Ciò che è avvenuto in Costa d’Avorio è senza precedenti.Il presidente francese Nicolas Sarkozy ha dato il via libera in questi giorni a una vera e propria azione di forza per stanare dal suo bunker di Abidjan il presidente uscente Laurent Gbagbo. Un intervento sotto l’egida delle Nazioni Unite e in cui hanno preso parte direttamente anche i caschi blu dispiegati nel Paese africano. Il placet è venuto dal segretario generale dell’Onu Ban Kimoon con l’intento dichiarato di proteggere la popolazione civile di Abidjan da una guerra civile strisciante. Ma a pagare il prezzo più alto in vite umane è stata proprio la popolazione locale. E mentre il settimanale l’

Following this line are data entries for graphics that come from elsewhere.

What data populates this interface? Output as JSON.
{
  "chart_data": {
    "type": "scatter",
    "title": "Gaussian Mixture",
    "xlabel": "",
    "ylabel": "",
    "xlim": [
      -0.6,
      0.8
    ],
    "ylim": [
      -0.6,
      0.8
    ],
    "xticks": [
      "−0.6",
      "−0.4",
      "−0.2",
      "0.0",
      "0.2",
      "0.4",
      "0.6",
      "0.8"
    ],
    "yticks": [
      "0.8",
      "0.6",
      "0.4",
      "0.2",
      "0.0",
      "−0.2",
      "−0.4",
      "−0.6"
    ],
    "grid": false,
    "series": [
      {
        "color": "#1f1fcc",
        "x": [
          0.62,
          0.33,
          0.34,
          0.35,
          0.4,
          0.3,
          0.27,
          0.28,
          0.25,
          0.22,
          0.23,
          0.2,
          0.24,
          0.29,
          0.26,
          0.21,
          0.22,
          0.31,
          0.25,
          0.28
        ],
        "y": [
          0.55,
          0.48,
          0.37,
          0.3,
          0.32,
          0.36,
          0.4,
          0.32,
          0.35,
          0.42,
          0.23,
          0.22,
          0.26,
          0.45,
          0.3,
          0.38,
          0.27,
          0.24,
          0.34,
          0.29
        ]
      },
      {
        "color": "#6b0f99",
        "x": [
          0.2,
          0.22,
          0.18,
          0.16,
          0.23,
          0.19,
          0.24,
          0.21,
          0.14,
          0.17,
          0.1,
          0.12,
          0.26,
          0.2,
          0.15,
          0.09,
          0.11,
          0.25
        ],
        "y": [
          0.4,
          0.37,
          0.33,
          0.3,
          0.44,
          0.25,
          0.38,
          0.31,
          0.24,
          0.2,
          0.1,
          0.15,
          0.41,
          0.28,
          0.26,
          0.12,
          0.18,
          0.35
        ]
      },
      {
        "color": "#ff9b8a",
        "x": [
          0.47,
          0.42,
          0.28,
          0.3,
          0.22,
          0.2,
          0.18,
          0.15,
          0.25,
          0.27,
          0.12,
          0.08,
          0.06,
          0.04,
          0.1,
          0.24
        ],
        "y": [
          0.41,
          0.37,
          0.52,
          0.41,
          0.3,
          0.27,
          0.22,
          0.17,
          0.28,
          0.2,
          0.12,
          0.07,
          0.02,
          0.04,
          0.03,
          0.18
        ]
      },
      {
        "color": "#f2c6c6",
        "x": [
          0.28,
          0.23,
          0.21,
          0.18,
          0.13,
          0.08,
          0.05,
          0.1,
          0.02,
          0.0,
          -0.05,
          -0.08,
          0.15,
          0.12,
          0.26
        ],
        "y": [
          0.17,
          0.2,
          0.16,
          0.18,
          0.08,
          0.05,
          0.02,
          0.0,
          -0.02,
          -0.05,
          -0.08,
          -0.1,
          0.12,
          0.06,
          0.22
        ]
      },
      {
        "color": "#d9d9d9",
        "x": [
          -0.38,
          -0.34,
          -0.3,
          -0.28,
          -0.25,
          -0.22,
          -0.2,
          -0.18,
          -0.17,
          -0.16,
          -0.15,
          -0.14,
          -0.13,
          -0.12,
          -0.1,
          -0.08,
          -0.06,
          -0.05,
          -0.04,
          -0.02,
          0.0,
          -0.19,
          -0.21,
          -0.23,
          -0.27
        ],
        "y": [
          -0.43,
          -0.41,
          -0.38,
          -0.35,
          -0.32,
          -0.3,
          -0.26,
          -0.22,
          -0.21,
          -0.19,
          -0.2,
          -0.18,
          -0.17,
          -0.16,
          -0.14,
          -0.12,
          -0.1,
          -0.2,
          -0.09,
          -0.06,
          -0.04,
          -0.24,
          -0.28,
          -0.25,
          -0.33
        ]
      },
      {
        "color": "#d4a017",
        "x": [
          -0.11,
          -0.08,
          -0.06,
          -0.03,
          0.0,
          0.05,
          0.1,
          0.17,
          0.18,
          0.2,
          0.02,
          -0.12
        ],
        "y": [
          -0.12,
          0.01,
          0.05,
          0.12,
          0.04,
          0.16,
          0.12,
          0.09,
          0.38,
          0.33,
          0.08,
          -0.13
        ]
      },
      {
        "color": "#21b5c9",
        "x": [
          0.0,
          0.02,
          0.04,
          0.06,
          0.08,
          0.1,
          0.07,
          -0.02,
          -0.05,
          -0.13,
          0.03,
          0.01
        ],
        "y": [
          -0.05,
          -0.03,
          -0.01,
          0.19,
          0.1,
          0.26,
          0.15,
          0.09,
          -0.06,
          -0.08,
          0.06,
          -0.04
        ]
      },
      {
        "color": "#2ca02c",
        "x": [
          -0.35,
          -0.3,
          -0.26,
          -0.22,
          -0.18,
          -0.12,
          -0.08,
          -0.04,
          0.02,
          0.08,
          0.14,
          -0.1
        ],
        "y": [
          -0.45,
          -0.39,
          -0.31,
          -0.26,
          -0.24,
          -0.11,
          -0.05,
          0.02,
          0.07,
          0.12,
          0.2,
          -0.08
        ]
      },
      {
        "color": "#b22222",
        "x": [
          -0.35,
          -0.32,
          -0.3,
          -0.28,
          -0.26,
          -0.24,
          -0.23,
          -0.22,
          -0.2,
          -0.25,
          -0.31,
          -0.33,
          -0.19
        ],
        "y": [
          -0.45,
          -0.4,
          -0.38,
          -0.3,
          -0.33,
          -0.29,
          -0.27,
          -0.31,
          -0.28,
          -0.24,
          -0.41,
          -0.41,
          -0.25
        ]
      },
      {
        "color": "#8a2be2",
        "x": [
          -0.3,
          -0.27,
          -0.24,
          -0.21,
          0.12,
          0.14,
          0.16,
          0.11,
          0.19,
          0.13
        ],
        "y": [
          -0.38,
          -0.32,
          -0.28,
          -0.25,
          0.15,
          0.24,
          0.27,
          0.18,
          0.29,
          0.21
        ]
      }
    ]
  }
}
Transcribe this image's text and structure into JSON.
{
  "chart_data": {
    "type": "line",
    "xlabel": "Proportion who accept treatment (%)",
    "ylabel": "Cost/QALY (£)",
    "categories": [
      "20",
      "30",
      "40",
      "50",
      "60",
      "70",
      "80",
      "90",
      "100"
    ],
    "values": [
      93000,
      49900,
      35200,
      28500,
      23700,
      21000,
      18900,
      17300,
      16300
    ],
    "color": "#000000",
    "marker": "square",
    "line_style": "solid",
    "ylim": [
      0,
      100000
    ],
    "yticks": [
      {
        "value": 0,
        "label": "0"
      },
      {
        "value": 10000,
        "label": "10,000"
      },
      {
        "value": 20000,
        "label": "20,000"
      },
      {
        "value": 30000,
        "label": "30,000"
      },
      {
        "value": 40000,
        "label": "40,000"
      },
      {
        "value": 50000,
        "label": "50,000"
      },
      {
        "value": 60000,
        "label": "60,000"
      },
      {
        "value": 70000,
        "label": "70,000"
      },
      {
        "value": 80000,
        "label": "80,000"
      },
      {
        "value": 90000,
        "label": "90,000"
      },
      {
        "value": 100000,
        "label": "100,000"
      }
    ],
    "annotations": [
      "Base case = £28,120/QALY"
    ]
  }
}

Express ha denunciato l’accentramento eccessivo nelle mani di Monsieur le presidentdella diplomazia francese, il governo di Mosca ha duramente criticato la scelta congiunta di Sarkozy e Ban Ki-moon sostenendo che la loro è stata un’intromissione in un conflitto interno e in appoggio a una delle parti senza rispettare i limiti previsti dalle risoluzioni delle Nazioni Unite e dal diritto internazionale. Premesso che l’amicizia tra il presidente eletto ivoriano Alassane Ouattara e Sarkozy è una vecchia storia – nel 1990 quando era solamente sindaco di Neuilly-sur-Seine, comune della periferia di Parigi, Sarkò aveva celebrato il matrimonio dei coniugi Ouattara – stiamo assistendo a una riedizione della
Françafrique, l’epoca postcoloniale in cui all’Eliseo, con grande discrezione, si decideva molta della politica africana. Le ultime notizie da Abidjan indicano che il corso degli eventi sta volgendo all’epilogo, ma nel peggiore dei modi. La soluzione negoziale che sembrava ancora percorribile poche settimane fa e che era stata suggerita dalla società civile ivoriana è stata lasciata cadere – parafrasando il professor Richard Banegas, del Département de Science Politique de la Sorbonne – utilizzando elicotteri da combattimento e carri armati al posto della crudele
chicotte, la frusta dei colonizzatori.A parte la possibilità di realizzare un governo di unità nazionale come avvenuto tre anni fa in Kenya, sarebbe stato anche sufficiente organizzare in Costa d’Avorio un secondo turno elettorale nei dipartimenti dove erano state segnalate frodi o gravi irregolarità durante il ballottaggio delle presidenziali del 28 novembre scorso. Una scelta che forse poteva evitare la carneficina di questi giorni. Così invece si è aperta la strada a un nuovo regime in una regione estremamente sensibile dell’Africa, dove le componenti saheliane, a forte connotazione musulmana, tendono a prendere sempre di più il sopravvento, indipendentemente dalle tendenze e dagli orientamenti delle popolazioni autoctone. Gbagbo ha le sue grandi responsabilità essendo come Ouattara il leader di una potente oligarchia, ma la diplomazia internazionale ha trasformato i
peacekeeper dell’Onu – concepiti come forza d’interposizione tra gli opposti schieramenti – in un’armata belligerante.L’Unione Africana esce malamente dalla vicenda, essendo stata delegittimata, non solo per le sue divisioni interne, ma anche per la debolezza di fronte allo strapotere francese. E non è un dettaglio marginale nella scelta dell’Eliseo il fatto che in Costa d’Avorio vivano 12 mila francesi molti dei quali impiegati nelle oltre 150 filiali di imprese d’Oltralpe tra le quali spiccano Bouygues, Total, Societé Générale e Areva.Ancora una volta sono gli affari a prendere il sopravvento sulle ragioni della pace.